If nothing is available within the company, you should advise your employer, manager, HR manager in writing of the incident, keeping a copy of such complaint for your records. If your employer is the subject of your complaint, then you may seek out an HR manager, supervisor, union representative or lawyer.
Your employer is legally required to investigate the allegations. If the employer finds the allegations to be true, they are required to take whatever steps will prevent it from happening again, which can be, but is not limited to, termination of employment or legal action. If the harassment takes place again, and practical steps were not taken, the employer can be held liable for their lack of action.
As part of the investigations into any potential sexual harassment, the employer must advise the harasser that suspension or termination of employment is a possibility, offering them first a chance to provide their input and side of the story prior to any decision being made.

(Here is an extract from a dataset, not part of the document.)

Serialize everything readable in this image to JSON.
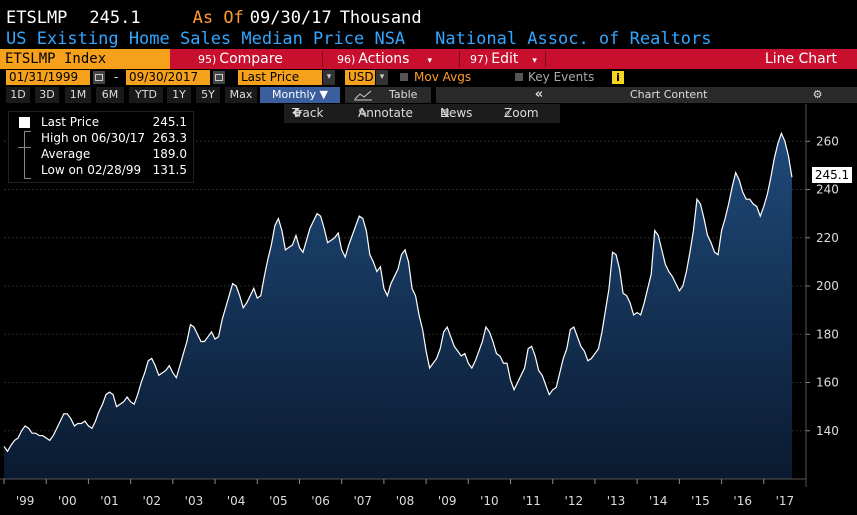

Depending on the severity of the harassment and the input provided by the alleged harasser, victim or witnesses, the harasser may be given written notice to attend a disciplinary meeting or mediation. Such notice will set out the accusations made against them and pending any proof to disrepute the claims, the proposed punishments for their actions.
If your employer is the subject of your complaint then their actions will be investigated by a HR manager, union representative, manager or lawyer. Depending on how you would like to proceed (i.e. remain in the job or not) and the severity of the harassment you may look to seek compensation, means of future prevention and/or an apology from the employer, as forms of settlement.
If a mediation is called, it can either be face-to-face between the parties with a mediator present, or the mediator can move in between each side with their comments, which may be more appropriate if there is a power imbalance or fear. If mediation does not resolve the dispute, the employee can take the dispute to the Director of the Office of Human Rights Proceedings, Human Rights Review Tribunal or their lawyer to file legal proceedings.
If you seek to deal with the harassment informally, you could ask your supervisor or employer to assist in an informal capacity. Your manager may have suggested means of solving the matter, which may include a supervised meeting or verbal warning. Your manager would need to be aware of all the facts and have to give the alleged harasser a chance to provide their side of the story and have an input before they provide any interference.
If the harassment continues or nothing is done then formal processes should be followed.
Sexual harassment is evident in all types of work environments and can have significant effects on the victims. However, formal or informal processes can be taken to protect you or others from future incidents.